Ratusan juta orang di Asia-Pasifik belum memiliki akses untuk air bersih dan sanitasi, dan kesenjangan akses tinggi antara warga kaya dan miskin.
MANILA —
Akses air bersih untuk 91 persen penduduk di Asia telah membaik, sebuah pencapaian besar dalam dua dekade terakhir di wilayah terpadat di dunia ini. Namun negara-negara dan warga paling makmur kelihatannya memiliki pasokan air yang lebih baik dan pemerintahan yang lebih siap menghadapi bencana alam.
Penilaian yang dibuat oleh Bank Pembangunan Asia (ADB) dalam sebuah studi yang diterbitkan Rabu (13/3) ini mengatakan negara-negara di Asia secara tidak proporsial dapat terkena dampak potensial perubahan iklim jika tidak memikirkan bagaimana mengelola sumber daya air mereka.
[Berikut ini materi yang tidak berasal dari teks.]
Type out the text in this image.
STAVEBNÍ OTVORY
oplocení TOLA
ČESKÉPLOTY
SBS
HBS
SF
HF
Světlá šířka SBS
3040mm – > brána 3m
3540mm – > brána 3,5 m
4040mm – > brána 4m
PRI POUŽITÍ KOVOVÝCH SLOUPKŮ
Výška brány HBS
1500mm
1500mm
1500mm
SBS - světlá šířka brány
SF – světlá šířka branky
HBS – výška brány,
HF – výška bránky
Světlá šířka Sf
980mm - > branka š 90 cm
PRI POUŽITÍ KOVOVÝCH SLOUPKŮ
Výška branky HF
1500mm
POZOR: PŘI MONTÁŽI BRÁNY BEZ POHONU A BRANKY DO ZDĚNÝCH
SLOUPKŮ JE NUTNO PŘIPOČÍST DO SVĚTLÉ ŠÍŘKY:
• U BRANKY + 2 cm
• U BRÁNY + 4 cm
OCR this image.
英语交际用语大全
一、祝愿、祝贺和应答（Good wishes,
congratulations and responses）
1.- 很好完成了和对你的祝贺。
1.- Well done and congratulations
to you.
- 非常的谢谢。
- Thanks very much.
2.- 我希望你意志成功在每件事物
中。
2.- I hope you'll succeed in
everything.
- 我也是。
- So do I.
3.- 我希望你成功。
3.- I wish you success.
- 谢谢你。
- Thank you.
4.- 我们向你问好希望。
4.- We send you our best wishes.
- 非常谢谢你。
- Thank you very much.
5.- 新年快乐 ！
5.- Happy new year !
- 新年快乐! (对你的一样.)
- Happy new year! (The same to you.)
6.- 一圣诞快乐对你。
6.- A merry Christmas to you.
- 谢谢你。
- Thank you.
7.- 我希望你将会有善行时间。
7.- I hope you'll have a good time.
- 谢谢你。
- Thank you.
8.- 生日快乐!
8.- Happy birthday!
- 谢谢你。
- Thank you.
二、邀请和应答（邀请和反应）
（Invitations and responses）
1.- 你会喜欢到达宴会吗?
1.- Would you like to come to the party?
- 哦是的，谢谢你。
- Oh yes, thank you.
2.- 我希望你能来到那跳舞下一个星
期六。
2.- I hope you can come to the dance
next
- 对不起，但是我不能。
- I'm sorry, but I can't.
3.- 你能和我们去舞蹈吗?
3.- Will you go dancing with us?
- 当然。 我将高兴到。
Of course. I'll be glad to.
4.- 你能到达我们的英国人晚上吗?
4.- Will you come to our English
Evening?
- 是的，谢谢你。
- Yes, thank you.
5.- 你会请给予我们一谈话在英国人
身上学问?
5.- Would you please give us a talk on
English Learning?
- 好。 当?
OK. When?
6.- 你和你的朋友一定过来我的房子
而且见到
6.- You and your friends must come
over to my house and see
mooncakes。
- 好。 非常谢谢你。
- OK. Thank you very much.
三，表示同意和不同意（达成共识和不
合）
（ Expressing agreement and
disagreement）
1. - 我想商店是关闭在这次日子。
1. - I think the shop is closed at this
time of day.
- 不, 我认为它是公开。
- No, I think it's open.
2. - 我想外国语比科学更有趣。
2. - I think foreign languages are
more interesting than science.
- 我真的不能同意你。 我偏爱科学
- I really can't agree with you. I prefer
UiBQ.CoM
Hampir setengah kematian di wilayah ini disebabkan penyakit terkait air dan 90 persen penduduk yang terimbas bencana-bencana dari 1980 sampai 2006 tinggal di Asia, menurut laporan tersebut.
Negara-negara berkembang seperti Australia, Singapura, Selandia Baru dan Jepang ada di tempat-tempat teratas daftar negara-negara yang paling siap menghadapi banjir, kekeringan, angin topan, badai dan tanah longsor, sementara Nepal, Laos, Kamboja, Tajikistan, Vanuatu di Pasifik dan Bangladesh, merupakan yang paling tidak siap.
Tidak ada negara di wilayah Asia-Pasifik yang menjadi model untuk pengelolaan layanan dan sumber daya air, menurut lembaga peminjaman dan pembangunan yang berbasis di Manila, yang bertujuan mengentaskan kemiskinan itu. Sebanyak 38 negara berkembang memiliki tingkat keamanan air yang rendah atau baru mulai membaik, sementara hanya 11 yang telah mengembangkan sistem-sistem infrastruktur dan pengelolaan.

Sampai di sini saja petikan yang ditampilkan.